MPF moves nearer its goal


Formed in 2001 by a number of organizations from many industry sectors, the Mobile Payment Forum (MPF) has brought all the interested parties together and has made a point of not being led by either the telcos or the banks.

MPW listened in to the latest press roundtable, with MPF president Simon Pugh, SVP infrastructure and standards at MasterCard International, and Chris Bierbaum, senior manager, Sprint Nextel.

‘All interested parties have contributions to make and successful m-commerce will come with sustainable growth through cooperation through all of those parties as opposed to competing models,’ says Pugh.

‘Growth in the payment cards industry has come through the fact that we share a common infrastructure and acceptance methodology with our principle competitors. Key to growth is cooperation in some areas and competition in others.

What we have seen over the past few years in the mobile commerce space is the rise of digital content in a number of markets, even music downloads are possible and this is happening in the US and Japan as well as in Europe. However, we are also seeing commerce expand beyond those traditional mechanisms into other areas.’

Pugh says that the market is ‘beginning to see the use of PDAs and smart cell phones being used at the POS to buy face-to-face goods, and that is one of the principal activities of the MPF at the moment. To try and facilitate that as well as being used in other areas where cash is inconvenient, such as transportation, parking and smart kiosks.

Our (other) principal activity is around proximity payments which we define as a physical payment where the customer and merchant are in physical proximity. We have spent a lot of effort over the last two years on this activity and had great contributions from a number of participants from the forum.’

Says Bierbaum: ‘The proximity payment activity was begun a year or so ago. The first part was a proximity payment survey to ask all of the members whether they were involved in the activity or not to come forward and identify various activities around the world, be it a trial, pilot or commercial deployment so we could have an understanding of what was going on out there.

The second part was a technology assessment where we went in and analysed all different aspect of the various different activities within the different types of proximity payments.

From there we prepared a use case document where we identified over 15 or 20 use cases that are possible with the type of payment we are looking at.

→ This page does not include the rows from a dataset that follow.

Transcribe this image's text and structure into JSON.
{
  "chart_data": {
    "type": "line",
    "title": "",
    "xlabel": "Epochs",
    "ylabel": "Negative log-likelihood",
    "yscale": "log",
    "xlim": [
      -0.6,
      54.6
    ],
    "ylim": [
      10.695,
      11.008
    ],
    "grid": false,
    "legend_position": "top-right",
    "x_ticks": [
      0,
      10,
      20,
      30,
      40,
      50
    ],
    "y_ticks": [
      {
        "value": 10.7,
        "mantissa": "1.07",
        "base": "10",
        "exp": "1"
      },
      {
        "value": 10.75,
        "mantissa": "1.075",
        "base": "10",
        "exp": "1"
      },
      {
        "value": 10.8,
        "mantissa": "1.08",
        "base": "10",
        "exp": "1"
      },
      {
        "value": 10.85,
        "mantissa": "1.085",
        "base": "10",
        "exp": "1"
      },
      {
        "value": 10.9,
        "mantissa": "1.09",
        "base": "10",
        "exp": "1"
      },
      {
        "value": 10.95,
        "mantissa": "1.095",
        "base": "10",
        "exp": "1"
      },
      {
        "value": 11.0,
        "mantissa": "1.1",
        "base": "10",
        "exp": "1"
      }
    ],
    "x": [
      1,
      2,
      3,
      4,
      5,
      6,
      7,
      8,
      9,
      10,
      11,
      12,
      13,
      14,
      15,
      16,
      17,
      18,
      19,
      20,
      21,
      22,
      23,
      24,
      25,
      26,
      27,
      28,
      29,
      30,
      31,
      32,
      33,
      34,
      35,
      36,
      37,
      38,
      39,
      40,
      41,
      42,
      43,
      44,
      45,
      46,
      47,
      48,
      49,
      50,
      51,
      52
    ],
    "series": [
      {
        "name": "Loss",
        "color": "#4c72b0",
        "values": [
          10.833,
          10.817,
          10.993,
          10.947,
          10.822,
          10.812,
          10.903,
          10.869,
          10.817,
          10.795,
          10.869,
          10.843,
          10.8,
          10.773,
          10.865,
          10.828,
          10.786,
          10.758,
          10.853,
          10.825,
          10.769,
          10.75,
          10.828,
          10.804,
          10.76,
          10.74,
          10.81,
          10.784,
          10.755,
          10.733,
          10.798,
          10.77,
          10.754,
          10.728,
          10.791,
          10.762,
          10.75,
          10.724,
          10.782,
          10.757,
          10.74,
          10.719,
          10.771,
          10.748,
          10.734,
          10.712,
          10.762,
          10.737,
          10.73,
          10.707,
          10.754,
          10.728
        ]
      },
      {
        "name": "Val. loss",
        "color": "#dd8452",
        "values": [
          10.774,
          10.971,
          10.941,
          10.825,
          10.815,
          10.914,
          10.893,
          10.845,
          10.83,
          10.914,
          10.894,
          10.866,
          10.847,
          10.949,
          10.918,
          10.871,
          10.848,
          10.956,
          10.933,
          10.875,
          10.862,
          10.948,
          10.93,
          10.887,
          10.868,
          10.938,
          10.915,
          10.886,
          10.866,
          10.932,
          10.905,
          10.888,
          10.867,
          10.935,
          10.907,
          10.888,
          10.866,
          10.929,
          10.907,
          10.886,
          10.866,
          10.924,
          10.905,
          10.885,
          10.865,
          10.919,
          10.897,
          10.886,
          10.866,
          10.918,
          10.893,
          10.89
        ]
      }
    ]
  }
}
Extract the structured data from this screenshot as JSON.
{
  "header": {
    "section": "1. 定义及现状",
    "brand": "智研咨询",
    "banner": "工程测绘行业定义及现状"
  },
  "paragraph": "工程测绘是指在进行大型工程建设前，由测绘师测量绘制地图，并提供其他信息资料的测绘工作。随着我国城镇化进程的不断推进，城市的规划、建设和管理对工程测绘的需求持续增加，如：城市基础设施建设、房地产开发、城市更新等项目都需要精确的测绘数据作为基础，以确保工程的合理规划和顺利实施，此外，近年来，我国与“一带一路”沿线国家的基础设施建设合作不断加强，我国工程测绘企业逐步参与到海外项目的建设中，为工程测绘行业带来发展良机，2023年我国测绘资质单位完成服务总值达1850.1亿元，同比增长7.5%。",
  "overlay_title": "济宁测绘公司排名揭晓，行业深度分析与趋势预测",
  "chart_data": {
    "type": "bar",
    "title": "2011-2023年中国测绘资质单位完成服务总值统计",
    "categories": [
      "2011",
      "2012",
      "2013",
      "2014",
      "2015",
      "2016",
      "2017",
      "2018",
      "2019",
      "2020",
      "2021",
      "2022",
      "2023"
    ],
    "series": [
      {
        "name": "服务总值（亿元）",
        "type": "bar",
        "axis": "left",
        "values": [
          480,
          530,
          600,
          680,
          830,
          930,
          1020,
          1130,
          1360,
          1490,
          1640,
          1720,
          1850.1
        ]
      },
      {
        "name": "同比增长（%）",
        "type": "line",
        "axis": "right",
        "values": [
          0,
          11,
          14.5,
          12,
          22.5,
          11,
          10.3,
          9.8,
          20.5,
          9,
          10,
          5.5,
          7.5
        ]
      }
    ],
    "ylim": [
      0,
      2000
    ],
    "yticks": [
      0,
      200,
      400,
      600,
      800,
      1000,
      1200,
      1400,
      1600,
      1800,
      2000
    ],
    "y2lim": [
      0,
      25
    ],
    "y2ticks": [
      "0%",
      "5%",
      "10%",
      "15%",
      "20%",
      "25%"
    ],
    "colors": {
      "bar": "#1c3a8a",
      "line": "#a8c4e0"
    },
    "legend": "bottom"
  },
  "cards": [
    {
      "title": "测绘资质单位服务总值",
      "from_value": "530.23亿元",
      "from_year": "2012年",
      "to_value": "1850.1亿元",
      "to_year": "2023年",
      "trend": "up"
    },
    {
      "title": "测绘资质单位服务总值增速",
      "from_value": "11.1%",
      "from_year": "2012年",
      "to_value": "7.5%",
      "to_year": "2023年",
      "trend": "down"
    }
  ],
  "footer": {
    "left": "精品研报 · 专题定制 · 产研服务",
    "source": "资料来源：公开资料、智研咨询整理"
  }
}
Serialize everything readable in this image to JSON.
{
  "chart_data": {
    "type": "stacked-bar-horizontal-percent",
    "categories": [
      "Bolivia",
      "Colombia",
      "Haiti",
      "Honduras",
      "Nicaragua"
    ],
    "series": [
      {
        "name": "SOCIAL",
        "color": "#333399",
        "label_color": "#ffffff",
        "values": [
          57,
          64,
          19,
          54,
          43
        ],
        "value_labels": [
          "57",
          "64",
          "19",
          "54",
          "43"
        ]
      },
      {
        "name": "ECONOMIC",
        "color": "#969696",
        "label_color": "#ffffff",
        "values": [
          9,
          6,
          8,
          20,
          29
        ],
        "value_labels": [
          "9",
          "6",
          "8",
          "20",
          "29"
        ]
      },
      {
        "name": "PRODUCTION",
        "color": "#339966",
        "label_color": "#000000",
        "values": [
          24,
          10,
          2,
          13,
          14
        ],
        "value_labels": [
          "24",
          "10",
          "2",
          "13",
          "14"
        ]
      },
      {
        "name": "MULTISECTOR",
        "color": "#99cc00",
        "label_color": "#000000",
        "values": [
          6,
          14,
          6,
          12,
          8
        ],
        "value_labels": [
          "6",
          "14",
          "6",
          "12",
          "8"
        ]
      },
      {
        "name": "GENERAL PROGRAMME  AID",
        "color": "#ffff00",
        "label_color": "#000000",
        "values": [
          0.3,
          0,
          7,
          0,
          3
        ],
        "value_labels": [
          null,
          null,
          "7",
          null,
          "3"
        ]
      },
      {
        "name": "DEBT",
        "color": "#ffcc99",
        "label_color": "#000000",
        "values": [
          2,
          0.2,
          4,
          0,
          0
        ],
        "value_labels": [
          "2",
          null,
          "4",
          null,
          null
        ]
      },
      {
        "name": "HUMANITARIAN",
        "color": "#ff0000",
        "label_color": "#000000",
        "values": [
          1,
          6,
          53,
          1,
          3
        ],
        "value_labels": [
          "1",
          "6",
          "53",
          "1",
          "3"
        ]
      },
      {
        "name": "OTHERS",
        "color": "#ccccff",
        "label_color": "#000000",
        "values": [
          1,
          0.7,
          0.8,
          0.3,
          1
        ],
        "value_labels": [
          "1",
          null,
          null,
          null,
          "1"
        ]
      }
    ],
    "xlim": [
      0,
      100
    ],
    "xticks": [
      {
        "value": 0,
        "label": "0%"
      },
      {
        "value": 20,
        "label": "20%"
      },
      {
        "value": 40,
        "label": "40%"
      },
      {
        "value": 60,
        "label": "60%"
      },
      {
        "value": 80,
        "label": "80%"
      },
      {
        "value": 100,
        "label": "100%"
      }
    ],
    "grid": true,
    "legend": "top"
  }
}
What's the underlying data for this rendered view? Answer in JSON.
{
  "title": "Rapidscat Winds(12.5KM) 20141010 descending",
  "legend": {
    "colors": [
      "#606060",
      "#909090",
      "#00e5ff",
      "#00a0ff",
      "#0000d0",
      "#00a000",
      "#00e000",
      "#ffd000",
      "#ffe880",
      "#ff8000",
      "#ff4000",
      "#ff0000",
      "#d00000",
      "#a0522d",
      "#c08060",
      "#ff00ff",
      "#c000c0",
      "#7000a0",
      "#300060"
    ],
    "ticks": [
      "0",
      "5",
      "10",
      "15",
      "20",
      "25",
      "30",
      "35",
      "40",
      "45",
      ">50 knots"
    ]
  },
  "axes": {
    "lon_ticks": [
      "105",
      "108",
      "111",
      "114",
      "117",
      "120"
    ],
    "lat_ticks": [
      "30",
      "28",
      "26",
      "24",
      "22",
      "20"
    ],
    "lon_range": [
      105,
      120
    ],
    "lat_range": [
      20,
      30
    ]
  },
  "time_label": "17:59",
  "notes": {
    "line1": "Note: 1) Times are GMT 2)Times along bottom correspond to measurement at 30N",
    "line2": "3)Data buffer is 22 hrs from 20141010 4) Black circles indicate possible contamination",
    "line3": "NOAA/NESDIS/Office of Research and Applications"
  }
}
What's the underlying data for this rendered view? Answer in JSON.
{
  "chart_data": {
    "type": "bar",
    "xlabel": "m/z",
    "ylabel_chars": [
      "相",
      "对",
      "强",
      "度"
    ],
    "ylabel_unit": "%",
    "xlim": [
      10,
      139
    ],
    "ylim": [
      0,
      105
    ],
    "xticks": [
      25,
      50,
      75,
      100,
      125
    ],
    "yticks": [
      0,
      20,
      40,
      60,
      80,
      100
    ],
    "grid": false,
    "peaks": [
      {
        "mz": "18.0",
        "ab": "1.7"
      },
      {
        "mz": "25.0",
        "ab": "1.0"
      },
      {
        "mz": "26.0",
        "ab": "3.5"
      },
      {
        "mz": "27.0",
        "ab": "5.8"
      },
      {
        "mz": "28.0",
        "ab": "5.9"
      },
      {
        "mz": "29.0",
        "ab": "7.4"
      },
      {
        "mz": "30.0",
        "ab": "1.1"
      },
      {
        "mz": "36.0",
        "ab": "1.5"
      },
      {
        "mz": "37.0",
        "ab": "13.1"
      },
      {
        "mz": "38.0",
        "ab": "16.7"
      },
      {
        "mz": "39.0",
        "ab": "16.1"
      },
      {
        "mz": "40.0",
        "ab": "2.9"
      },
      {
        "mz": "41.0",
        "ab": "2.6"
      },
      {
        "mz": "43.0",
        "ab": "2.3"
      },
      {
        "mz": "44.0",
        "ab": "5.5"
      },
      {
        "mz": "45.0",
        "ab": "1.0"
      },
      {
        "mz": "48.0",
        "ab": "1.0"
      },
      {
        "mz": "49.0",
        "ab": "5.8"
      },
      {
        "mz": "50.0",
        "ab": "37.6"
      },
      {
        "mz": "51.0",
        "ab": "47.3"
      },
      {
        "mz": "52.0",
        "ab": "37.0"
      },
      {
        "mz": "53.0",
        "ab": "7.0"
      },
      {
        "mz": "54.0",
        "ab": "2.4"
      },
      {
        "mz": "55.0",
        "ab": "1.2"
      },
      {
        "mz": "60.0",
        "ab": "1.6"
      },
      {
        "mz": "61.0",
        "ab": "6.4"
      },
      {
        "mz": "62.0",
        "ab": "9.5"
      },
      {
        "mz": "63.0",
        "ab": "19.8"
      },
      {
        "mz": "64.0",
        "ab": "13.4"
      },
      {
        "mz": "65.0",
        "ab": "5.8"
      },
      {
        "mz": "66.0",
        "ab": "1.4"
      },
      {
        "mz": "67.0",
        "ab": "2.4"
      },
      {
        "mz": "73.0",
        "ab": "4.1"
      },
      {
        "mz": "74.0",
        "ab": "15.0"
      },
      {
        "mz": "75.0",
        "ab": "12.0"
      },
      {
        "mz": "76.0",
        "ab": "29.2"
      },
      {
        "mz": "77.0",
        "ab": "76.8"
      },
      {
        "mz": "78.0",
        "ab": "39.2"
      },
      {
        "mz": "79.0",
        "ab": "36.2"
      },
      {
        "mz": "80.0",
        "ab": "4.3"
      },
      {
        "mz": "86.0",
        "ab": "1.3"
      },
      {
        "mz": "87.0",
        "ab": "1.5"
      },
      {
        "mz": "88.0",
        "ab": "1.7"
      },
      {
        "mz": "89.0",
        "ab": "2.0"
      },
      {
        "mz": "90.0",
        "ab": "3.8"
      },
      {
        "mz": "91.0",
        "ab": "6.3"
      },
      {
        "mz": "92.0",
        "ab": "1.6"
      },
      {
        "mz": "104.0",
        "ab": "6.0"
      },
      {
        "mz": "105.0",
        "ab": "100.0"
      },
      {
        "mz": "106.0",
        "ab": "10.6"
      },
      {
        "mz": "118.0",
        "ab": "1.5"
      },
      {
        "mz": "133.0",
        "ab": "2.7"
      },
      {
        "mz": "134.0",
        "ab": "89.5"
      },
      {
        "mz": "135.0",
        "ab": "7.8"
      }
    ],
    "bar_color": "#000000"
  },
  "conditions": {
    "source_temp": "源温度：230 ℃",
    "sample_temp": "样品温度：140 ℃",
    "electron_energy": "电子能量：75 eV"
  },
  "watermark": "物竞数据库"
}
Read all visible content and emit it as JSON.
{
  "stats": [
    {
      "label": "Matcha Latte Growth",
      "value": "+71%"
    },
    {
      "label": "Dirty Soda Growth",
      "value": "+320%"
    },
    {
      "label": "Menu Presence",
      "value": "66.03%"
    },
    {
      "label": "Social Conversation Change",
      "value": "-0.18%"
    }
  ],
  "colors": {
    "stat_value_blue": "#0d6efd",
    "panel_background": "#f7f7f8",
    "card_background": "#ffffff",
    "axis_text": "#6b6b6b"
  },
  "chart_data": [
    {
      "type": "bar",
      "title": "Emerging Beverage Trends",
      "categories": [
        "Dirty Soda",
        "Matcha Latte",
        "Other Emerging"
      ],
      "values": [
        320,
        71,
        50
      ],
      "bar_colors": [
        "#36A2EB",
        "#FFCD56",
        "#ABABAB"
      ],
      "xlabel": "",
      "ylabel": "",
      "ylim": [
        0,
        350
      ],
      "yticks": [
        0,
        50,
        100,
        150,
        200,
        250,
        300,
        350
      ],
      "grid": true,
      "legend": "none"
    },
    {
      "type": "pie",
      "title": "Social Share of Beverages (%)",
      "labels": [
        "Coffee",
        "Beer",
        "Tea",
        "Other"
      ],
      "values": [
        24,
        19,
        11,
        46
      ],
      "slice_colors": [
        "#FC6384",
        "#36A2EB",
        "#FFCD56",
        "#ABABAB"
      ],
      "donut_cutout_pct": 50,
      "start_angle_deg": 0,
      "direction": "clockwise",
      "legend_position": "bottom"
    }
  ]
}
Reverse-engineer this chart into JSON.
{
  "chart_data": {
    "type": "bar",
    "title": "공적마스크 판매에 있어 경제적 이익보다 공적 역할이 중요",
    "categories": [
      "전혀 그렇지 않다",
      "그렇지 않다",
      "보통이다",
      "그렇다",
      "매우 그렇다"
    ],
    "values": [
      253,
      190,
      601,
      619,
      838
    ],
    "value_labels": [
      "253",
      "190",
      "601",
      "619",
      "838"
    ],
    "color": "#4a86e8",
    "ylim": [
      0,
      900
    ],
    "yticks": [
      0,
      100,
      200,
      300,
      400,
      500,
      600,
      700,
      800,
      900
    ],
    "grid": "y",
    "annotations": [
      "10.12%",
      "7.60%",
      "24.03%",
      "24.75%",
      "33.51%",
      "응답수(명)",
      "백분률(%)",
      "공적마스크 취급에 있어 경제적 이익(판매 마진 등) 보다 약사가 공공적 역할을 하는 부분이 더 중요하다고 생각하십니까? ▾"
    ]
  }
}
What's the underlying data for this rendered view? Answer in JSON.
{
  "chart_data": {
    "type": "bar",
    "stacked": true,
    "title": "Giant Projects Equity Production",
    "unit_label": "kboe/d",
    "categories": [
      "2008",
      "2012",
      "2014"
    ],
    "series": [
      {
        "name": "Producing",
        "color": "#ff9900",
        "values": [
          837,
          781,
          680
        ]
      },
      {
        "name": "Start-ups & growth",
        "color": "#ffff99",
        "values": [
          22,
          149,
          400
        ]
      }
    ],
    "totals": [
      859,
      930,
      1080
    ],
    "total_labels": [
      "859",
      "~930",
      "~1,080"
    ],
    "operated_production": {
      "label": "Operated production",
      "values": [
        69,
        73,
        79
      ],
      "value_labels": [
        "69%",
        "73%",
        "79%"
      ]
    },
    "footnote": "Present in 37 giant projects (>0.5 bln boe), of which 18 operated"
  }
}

From there we decided to focus on the rise of contactless technology especially the RFiD technology.’

Pugh adds that ‘one of the other groups is the usability task force. What we recognized early on was that you can create the most secure, feature rich, payment mechanism in the world but if it is not intuitive and easy to use it will never work, never achieve traction in the market place.

The key is to make it easier than it is today to pay, we are the MPF and the principal focus is about enabling payment. From a MasterCard perspective, whenever we try to create a new payment product, we look at how we can make this better that it is today. Successful mobile payment solutions will only succeed if they create better payment consumer experience than what currently exists in the market place.’